A disputa se explica: ser presidente da IUCN é um dos postos mais almejados no mundo das ONGs. O cargo confere mais poder para negociar alianças com empresas. Em 2007, a própria IUCN assinou um acordo de US$ 1,2 milhão com a Royal Dutch Shell. O objetivo era melhorar o desempenho ambiental da empresa petroleira. O contrato foi criticado no congresso de Barcelona. As entidades Amigos da Terra, Centro de Direitos Humanos e Meio Ambiente, da Argentina, e Sociedade Holandesa para a Natureza e o Meio Ambiente exigiram que a atual diretora-geral da IUCN, Julia Marton-Lefèvre, rompa o acordo com a Shell, pelas práticas poluidoras da empresa na Nigéria e no Canadá.

A contestação ao acordo da IUCN com a Shell seria um sinal do que uma escritora e jornalista americana, Christine MacDonald, denuncia em seu livro Green, Inc. (Verde S.A., em uma tradução literal), lançado há um mês nos Estados Unidos. Christine, que trabalhou quatro meses na sede de uma grande organização, a Conservação Internacional, em Washington, acusa as ONGs de fechar os olhos para práticas lesivas ao meio ambiente para não perder doações financeiras e poder de influência em governos.

As parcerias entre as ONGs e as empresas não são exatamente novas. Uma das maiores fundações ecológicas do mundo, o instituto americano Smithsonian, trabalha com verbas de fundos privados desde 1846, para administrar zoológicos, museus de história natural e centros de pesquisa. Mas, até a década de 90, organizações ambientalistas que ganharam espaço por suas ruidosas manifestações mantinham certa distância das empresas. A gravidade da crise ambiental e um amadurecimento das empresas levaram a uma aproximação. Entidades como o WWF e a Conservação Internacional, que estudam animais e ecossistemas ameaçados, passaram a receber mais verbas de empresas e até a assessorar algumas companhias em projetos ambientais. Até que ponto isso teria atenuado seus princípios?

A principal acusação de Christine é um velho fantasma dos ambientalistas. Trata-se do greenwashing (ou lavagem verde). O termo é empregado desde a década de 80. Significa que uma empresa poluidora se associa a uma organização ambientalista apenas para parecer mais verde.

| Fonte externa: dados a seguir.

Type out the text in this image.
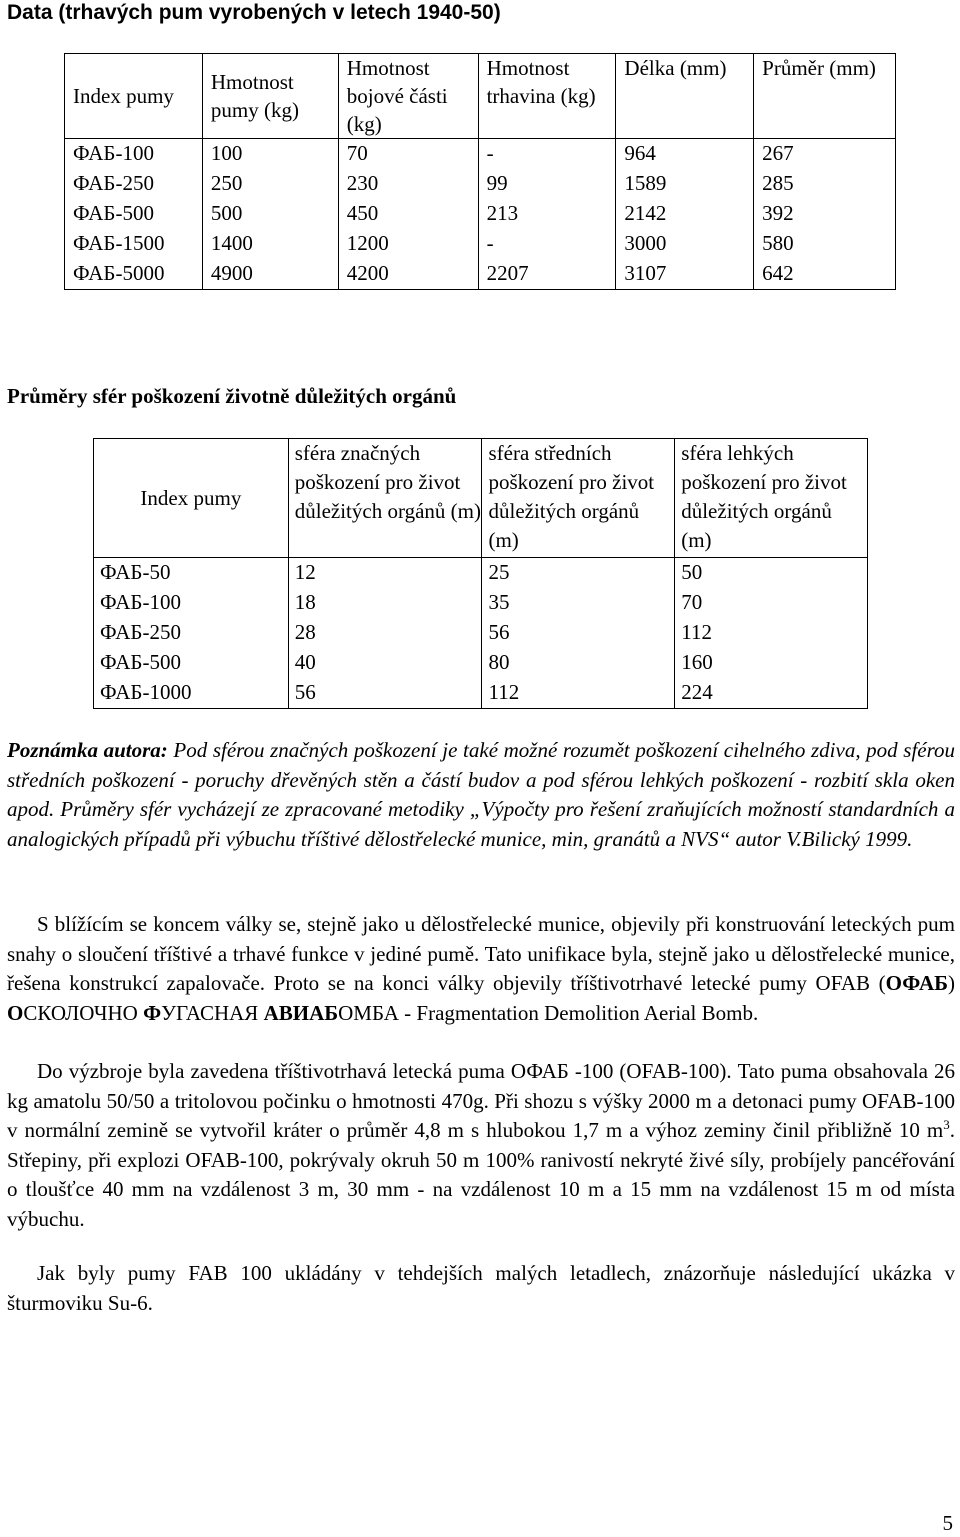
Data (trhavých pum vyrobených v letech 1940-50)
Index pumy	Hmotnost pumy (kg)	Hmotnost bojové části (kg)	Hmotnost trhavina (kg)	Délka (mm)	Průměr (mm)
ФАБ-100	100	70	-	964	267
ФАБ-250	250	230	99	1589	285
ФАБ-500	500	450	213	2142	392
ФАБ-1500	1400	1200	-	3000	580
ФАБ-5000	4900	4200	2207	3107	642
Průměry sfér poškození životně důležitých orgánů
Index pumy	sféra značných poškození pro život důležitých orgánů (m)	sféra středních poškození pro život důležitých orgánů (m)	sféra lehkých poškození pro život důležitých orgánů (m)
ФАБ-50	12	25	50
ФАБ-100	18	35	70
ФАБ-250	28	56	112
ФАБ-500	40	80	160
ФАБ-1000	56	112	224
Poznámka autora: Pod sférou značných poškození je také možné rozumět poškození cihelného zdiva, pod sférou středních poškození - poruchy dřevěných stěn a částí budov a pod sférou lehkých poškození - rozbití skla oken apod. Průměry sfér vycházejí ze zpracované metodiky „Výpočty pro řešení zraňujících možností standardních a analogických případů při výbuchu tříštivé dělostřelecké munice, min, granátů a NVS“ autor V.Bilický 1999.
S blížícím se koncem války se, stejně jako u dělostřelecké munice, objevily při konstruování leteckých pum snahy o sloučení tříštivé a trhavé funkce v jediné pumě. Tato unifikace byla, stejně jako u dělostřelecké munice, řešena konstrukcí zapalovače. Proto se na konci války objevily tříštivotrhavé letecké pumy OFAB (ОФАБ) ОСКОЛОЧНО ФУГАСНАЯ АВИАБОМБА - Fragmentation Demolition Aerial Bomb.
Do výzbroje byla zavedena tříštivotrhavá letecká puma ОФАБ -100 (OFAB-100). Tato puma obsahovala 26 kg amatolu 50/50 a tritolovou počinku o hmotnosti 470g. Při shozu s výšky 2000 m a detonaci pumy OFAB-100 v normální zemině se vytvořil kráter o průměr 4,8 m s hlubokou 1,7 m a výhoz zeminy činil přibližně 10 $m^3$. Střepiny, při explozi OFAB-100, pokrývaly okruh 50 m 100% ranivostí nekryté živé síly, probíjely pancéřování o tloušťce 40 mm na vzdálenost 3 m, 30 mm - na vzdálenost 10 m a 15 mm na vzdálenost 15 m od místa výbuchu.
Jak byly pumy FAB 100 ukládány v tehdejších malých letadlech, znázorňuje následující ukázka v šturmoviku Su-6.
5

Segundo Christine, o greenwashing teria virado a prática corrente das relações entre grandes empresas e organizações ambientalistas. Em seu livro, ela empilha várias acusações contra dezenas de ONGs e empresas.

Um dos supostos casos de lavagem verde apontados por Christine seria a relação entre o WWF e a rede sueca de produtos para casa Ikea. A ONG recebe milhões de dólares da Ikea para ajudar a rede a evitar a compra de madeira ilegal. Mas o problema continuaria sem solução, mesmo com o apoio da ONG. O WWF diz que o importante é que há avanços. O número de produtos com madeira certificada (que garantidamente vem de fonte legal) cresce a cada ano. “A Ikea ainda não atingiu sua meta de adquirir 100% da madeira proveniente de florestas exploradas com práticas que não degradam o meio ambiente, mas esse é um objetivo de longo prazo”, diz a assessora de comunicação do WWF.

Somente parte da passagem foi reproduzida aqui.